A Semiótica da Cultura é um dos ramos dos estudos da Semiótica. Interessa-se particularmente pelos processos de produção de sentidos, a semiose, a partir das engrenagens que conformam a Cultura e suas inúmeras expressões. Sua origem remonta ao Departamento de Semiótica da Universidade de Tartu, na Estônia, nos anos 1960, país que pertencia à extinta União Soviética. Um dos principais nomes ligados a esta corrente teótica é Yuri Lotman, que propôs, a partir de diversos ensaios e artigos, as bases para o que hoje chamamosSemiótica da Cultura.

Alguns princípios centrais para os estudos da Semiótica da Cultura, como descreve a professora e pesquisadora Nísia Martins do Rosário, são os seguintes: 1) cultura nunca é um conjunto universal, mas compõe-se de subconjuntos que se organizam de tal ou tal maneira; b) as linguagens – escritas, visuais, orais, audiovisuais, etc – estão imersas em contextos específicos de uma cultura; c) a heterogeneidade e o poliglotismo fazem parte da Cultura e da Comunicação.

Irina Avramets, Yuri Lotman, Peeter Torop, Mihhail Lotman, Igor Chernov (1992)
(Fonte: Galeria da Escola de Tartu)

Semiosfera

A Semiosfera é o espaço onde ocorre a semiose, isto é, o processo de produção sentido, dentro do qual circulam e interagem os textos que compõem uma determinada Cultura.

Neste sentido, a Semiosfera está ligada a um continuum de formações semióticas que produzem diferentes tipos e níveis de organização dos processos de produção de sentido.
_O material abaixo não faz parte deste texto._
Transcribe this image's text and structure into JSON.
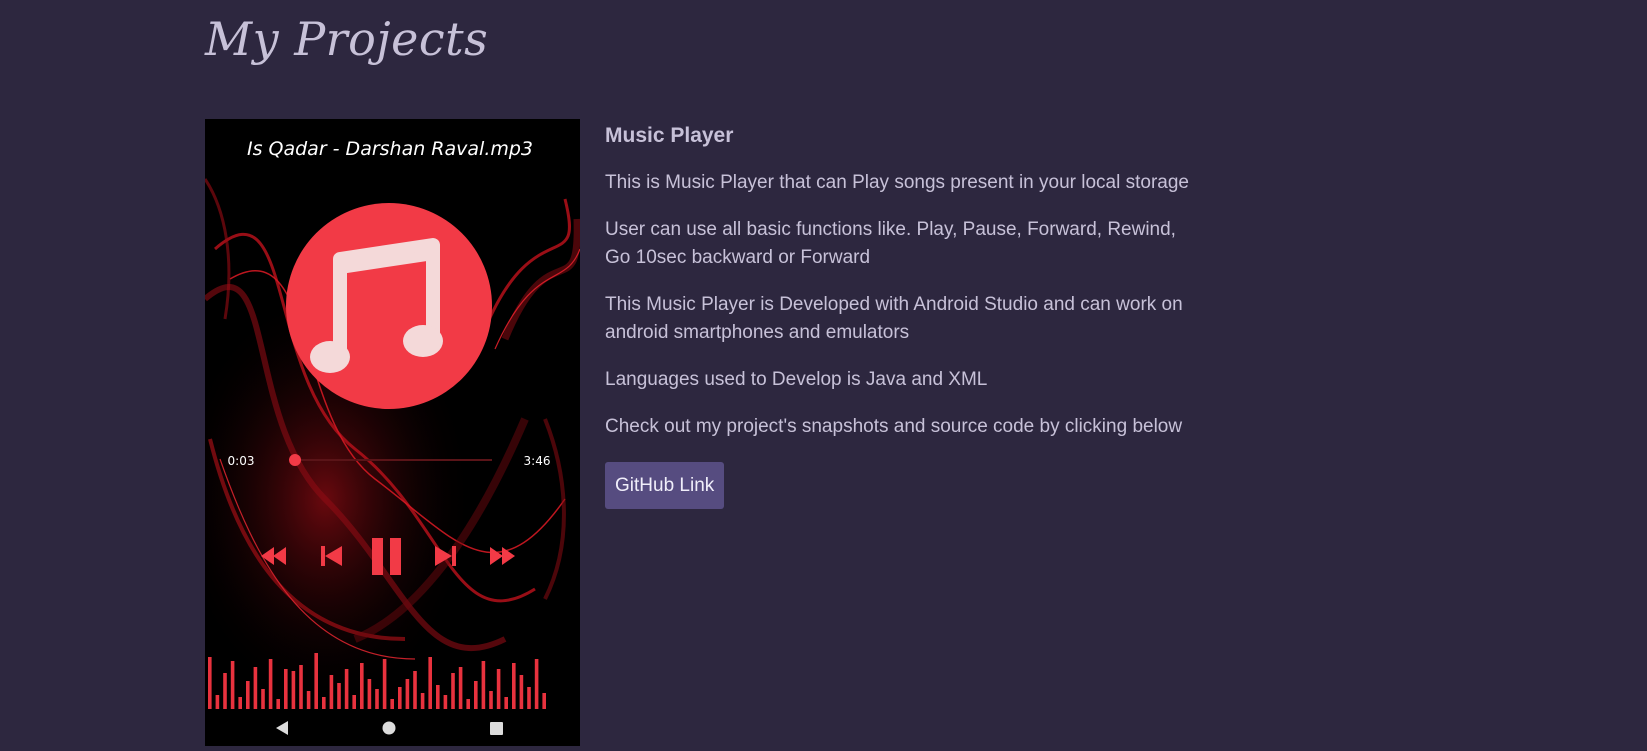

O termo é inspirado pela definição de biosfera de Vernadski, mas assume seu acento comunicacional com o prefixo “semio”. Além disso funciona em oposição à noção de noosfera, por não se tratar de algo eminentemente material.

“Como ahora podemos suponer, no existen por sí solos en forma aislada sistemas precisos y funcionalmente unívocos que funcionan realmente. La separación de éstos está condicionada únicamente por una necesidad heurística. Tomado por separado, ninguno de ellos tiene, en realidad, capacidad de trabajar. Sólo funcionan estando sumergidos en un continuum semiótico, completamente ocupado por formaciones semióticas de diversos tipos y que se hallan en diversos niveles de organización. A ese continuum, por analogía con el concepto de biosfera introducido por V. I. Vernadski, lo llamamos semiosfera” (LOTMAN, 1996, p. 11)

Nada pode ser compreendido fora de uma dada semiosfera, qual seja ela. Como define Lotman, a semiosfera é um universo semiótico onde as diferentes linguagens e textos, articuladas entre si, produzirão uma certa tendência interpretativa de acordo com as próprias estruturalidades da cultura[1] em questão.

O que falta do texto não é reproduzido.